As reflexões e propostas para a valorização da dança e teatro negro tem cenário e palco próprios: o 3º Fórum Nacional de Performance Negra que acontecerá em Salvador/BA desta segunda-feira (6) até quinta-feira (9), no Teatro Vila Velha. O evento deverá reunir cerca de 200 pessoas entre representantes de Grupos e Companhias negras, pesquisadores e artistas de todas as regiões do Brasil em torno de objetivos alicerçados em uma prática artísticocultural que, nos seus modos de criação e de reflexão, reafirmem a dimensão dinâmica das matrizes afrobrasileiras.

Nesta terceira edição o evento homenageará as atrizes Léa Garcia e Ruth de Souza, o ator Zózimo Bubul e o poeta Solano Trindade (post-mortem). O 3º Fórum Nacional de Performance Negra é uma realização conjunta da Cia. dos Comuns (RJ) e do Bando de Teatro Olodum (BA).

A abertura do evento deverá contar com as presenças dos ministros da Cultura, Juca Ferreira e do Secretário da Promoção da Igualdade (SEPPIR) Edson Santos; dos presidentes da Fundação Palmares, Zulu Araújo, e da Funarte, Sérgio Mamberte, além dos secretários da Identidade e da Diversidade, Américo Córdula, da Cultura do Estado da Bahia, Márcio Meirelles e da secretária da Igualdade da Bahia, Luiza Bairros.

O evento já se firmou como um referencial do teatro e danças negras do Brasil, com intenção de promover a criação de políticas públicas específicas para esse segmento e, neste ano, foram programadas palestras com Sueli Carneiro (Brasil), Julio Moracen (Cuba), Paulo Lis (Brasil), e Cleyde Morgan (EUA); oficinas de teatro como o dramaturgo e ator Ângelo Flávio; com o diretor teatral e jornalista Luiz Marfuz; de música, com o cantor e compositor Jarbas Bittencourt; e com o músico, ator e diretor artístico Gil Amâncio.

As oficinas de dança ficarão com o bailarino e coreógrafo Zebrinha, com o professor e bailarino Clyde Margon; sobre figurino com Biza Viana; iluminação, com Jorginho de Carvalho (precussor da iluminação teatral no país); sonorização, Filipe Pires; e programação visual, com o artista plástico Gá. Também foram programas atividades em Grupos de Trabalho que contribuirão para o intercâmbio dos/as representantes regionais.

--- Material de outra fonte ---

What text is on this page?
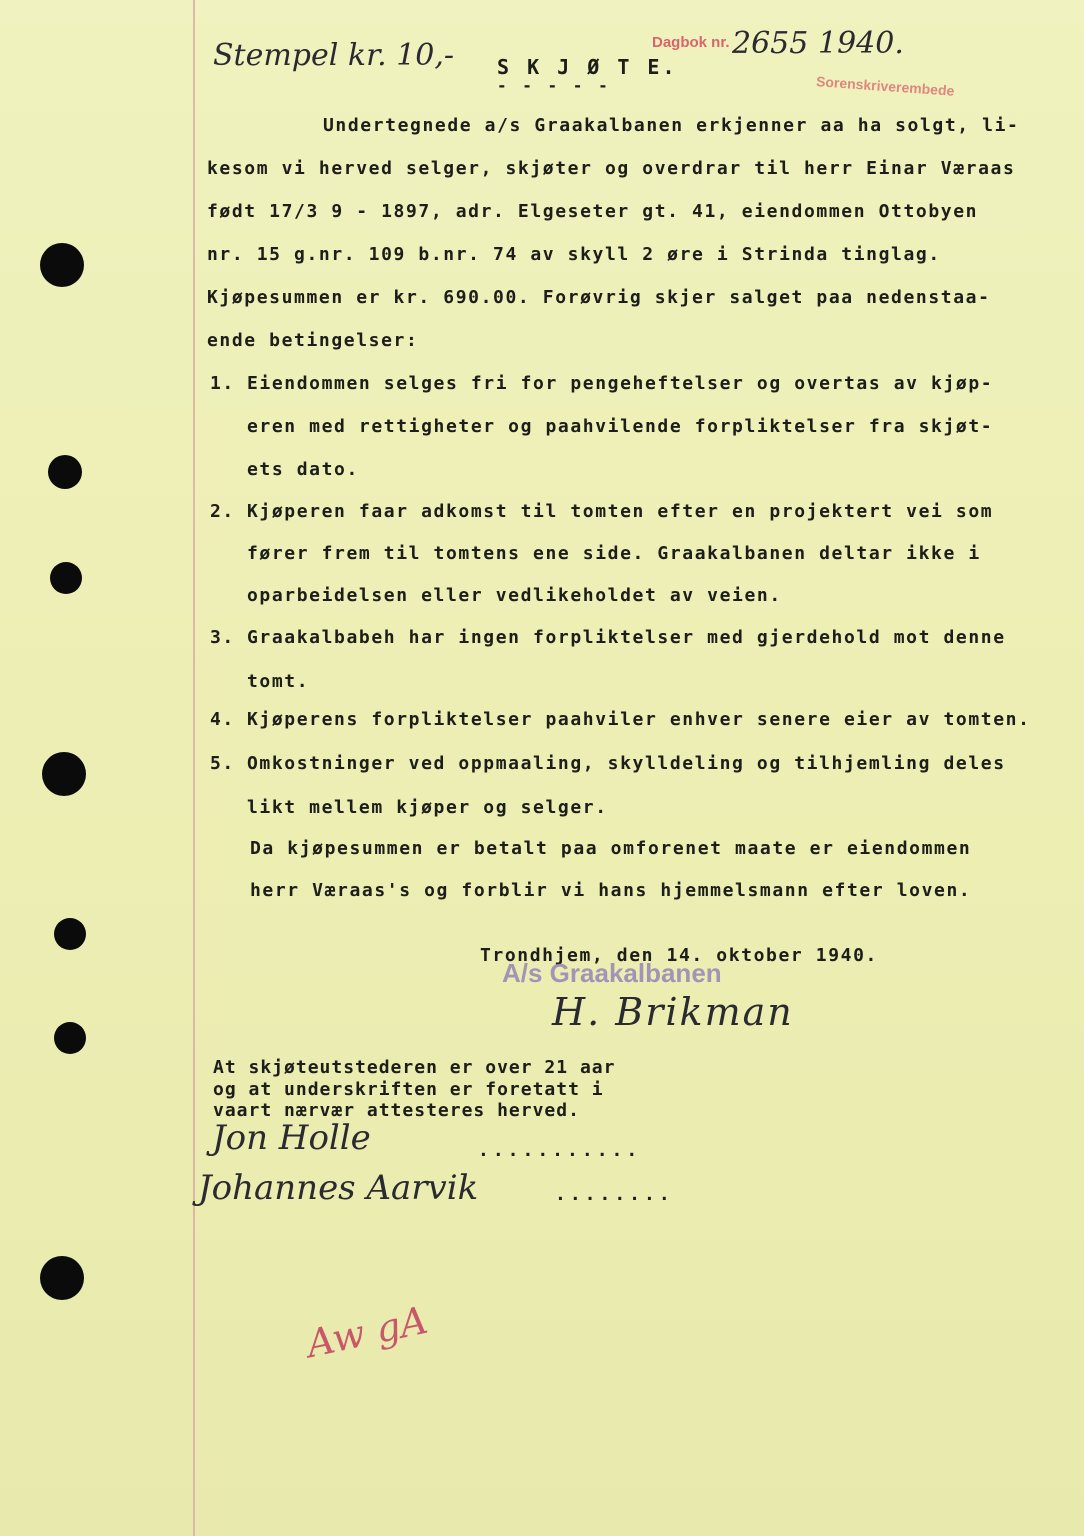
Stempel kr. 10,- S K J Ø T E.
- - - - -
Dagbok nr. 2655 1940.
Sorenskriverembede
Undertegnede a/s Graakalbanen erkjenner aa ha solgt, li-
kesom vi herved selger, skjøter og overdrar til herr Einar Væraas
født 17/3 9 - 1897, adr. Elgeseter gt. 41, eiendommen Ottobyen
nr. 15 g.nr. 109 b.nr. 74 av skyll 2 øre i Strinda tinglag.
Kjøpesummen er kr. 690.00. Forøvrig skjer salget paa nedenstaa-
ende betingelser:
1. Eiendommen selges fri for pengeheftelser og overtas av kjøp-
eren med rettigheter og paahvilende forpliktelser fra skjøt-
ets dato.
2. Kjøperen faar adkomst til tomten efter en projektert vei som
fører frem til tomtens ene side. Graakalbanen deltar ikke i
oparbeidelsen eller vedlikeholdet av veien.
3. Graakalbabeh har ingen forpliktelser med gjerdehold mot denne
tomt.
4. Kjøperens forpliktelser paahviler enhver senere eier av tomten.
5. Omkostninger ved oppmaaling, skylldeling og tilhjemling deles
likt mellem kjøper og selger.
Da kjøpesummen er betalt paa omforenet maate er eiendommen
herr Væraas's og forblir vi hans hjemmelsmann efter loven.
Trondhjem, den 14. oktober 1940.
A/s Graakalbanen
H. Brikman
At skjøteutstederen er over 21 aar
og at underskriften er foretatt i
vaart nærvær attesteres herved.
Jon Holle	...........
Johannes Aarvik	........
Aw gA
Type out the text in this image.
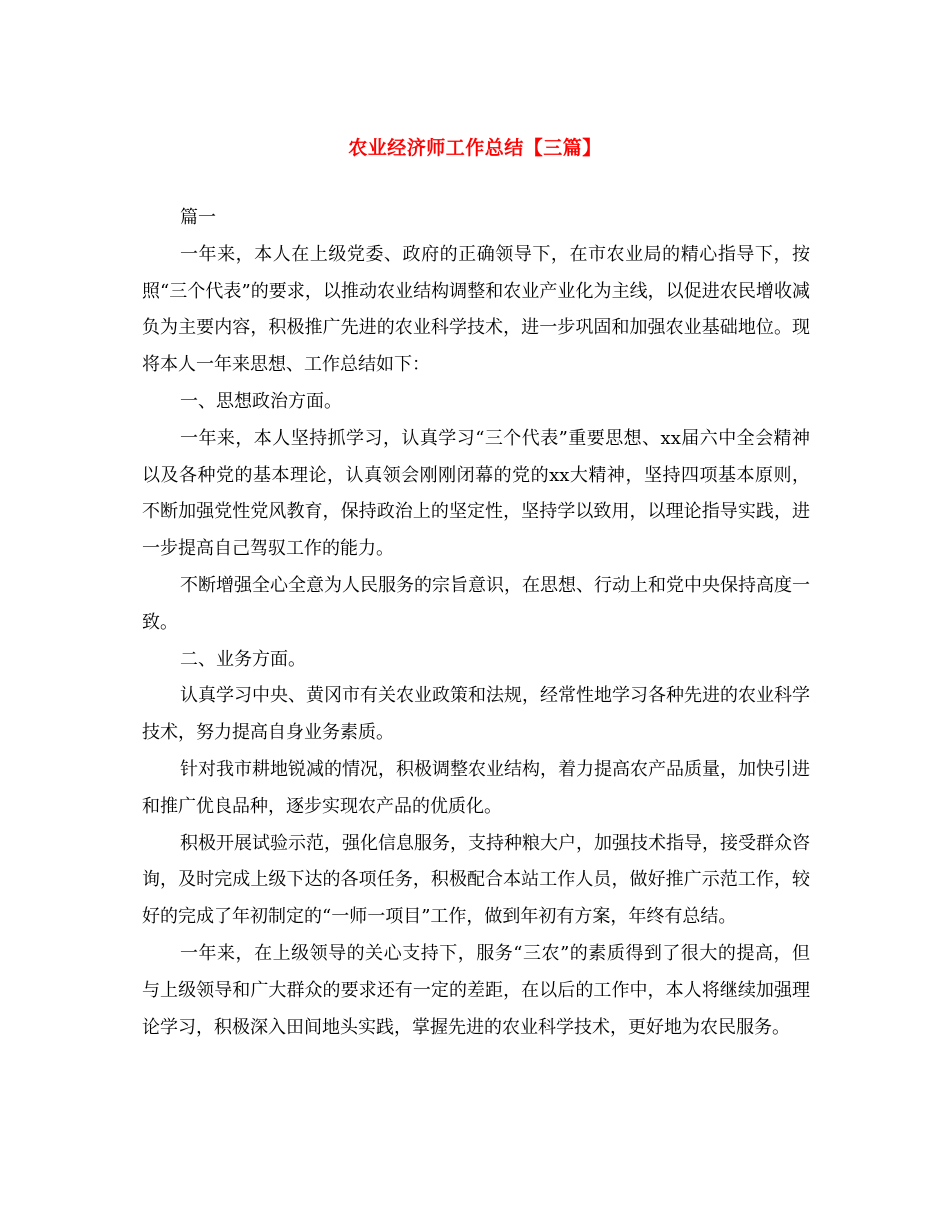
农业经济师工作总结【三篇】

篇一

一年来，本人在上级党委、政府的正确领导下，在市农业局的精心指导下，按照“三个代表”的要求，以推动农业结构调整和农业产业化为主线，以促进农民增收减负为主要内容，积极推广先进的农业科学技术，进一步巩固和加强农业基础地位。现将本人一年来思想、工作总结如下：

一、思想政治方面。

一年来，本人坚持抓学习，认真学习“三个代表”重要思想、xx届六中全会精神以及各种党的基本理论，认真领会刚刚闭幕的党的xx大精神，坚持四项基本原则，不断加强党性党风教育，保持政治上的坚定性，坚持学以致用，以理论指导实践，进一步提高自己驾驭工作的能力。

不断增强全心全意为人民服务的宗旨意识，在思想、行动上和党中央保持高度一致。

二、业务方面。

认真学习中央、黄冈市有关农业政策和法规，经常性地学习各种先进的农业科学技术，努力提高自身业务素质。

针对我市耕地锐减的情况，积极调整农业结构，着力提高农产品质量，加快引进和推广优良品种，逐步实现农产品的优质化。

积极开展试验示范，强化信息服务，支持种粮大户，加强技术指导，接受群众咨询，及时完成上级下达的各项任务，积极配合本站工作人员，做好推广示范工作，较好的完成了年初制定的“一师一项目”工作，做到年初有方案，年终有总结。

一年来，在上级领导的关心支持下，服务“三农”的素质得到了很大的提高，但与上级领导和广大群众的要求还有一定的差距，在以后的工作中，本人将继续加强理论学习，积极深入田间地头实践，掌握先进的农业科学技术，更好地为农民服务。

Ainda estão previstas no Fórum apresentações e performances de teatro e dança e manifestações populares de matriz africana. Entre as apresentações estão: Shire Oba, com direção de Fernanda Júlia, encenada pelo Grupo de Teatro Nata, que por meio de um discurso poético, festeja a magia e os encantos da tradição afrobaiana, presente no culto aos Orixás; a peça Silêncio, dirigida por Hilton Cobra e encenada pela Cia dos Comuns que questiona a plateia sobre o que passa pela mente de uma pessoa que durante toda sua existência sente que a qualquer momento poderá ser vítima do racismo. Silêncio é o quarto espetáculo do repertório da Cia dos Comuns, responsável pela encenação de Candaces – A reconstrução do fogo (2003) que recebeu o Prêmio Shell de Teatro – categoria música, sendo este espetáculo considerado um dos 10 melhores do ano pela crítica teatral.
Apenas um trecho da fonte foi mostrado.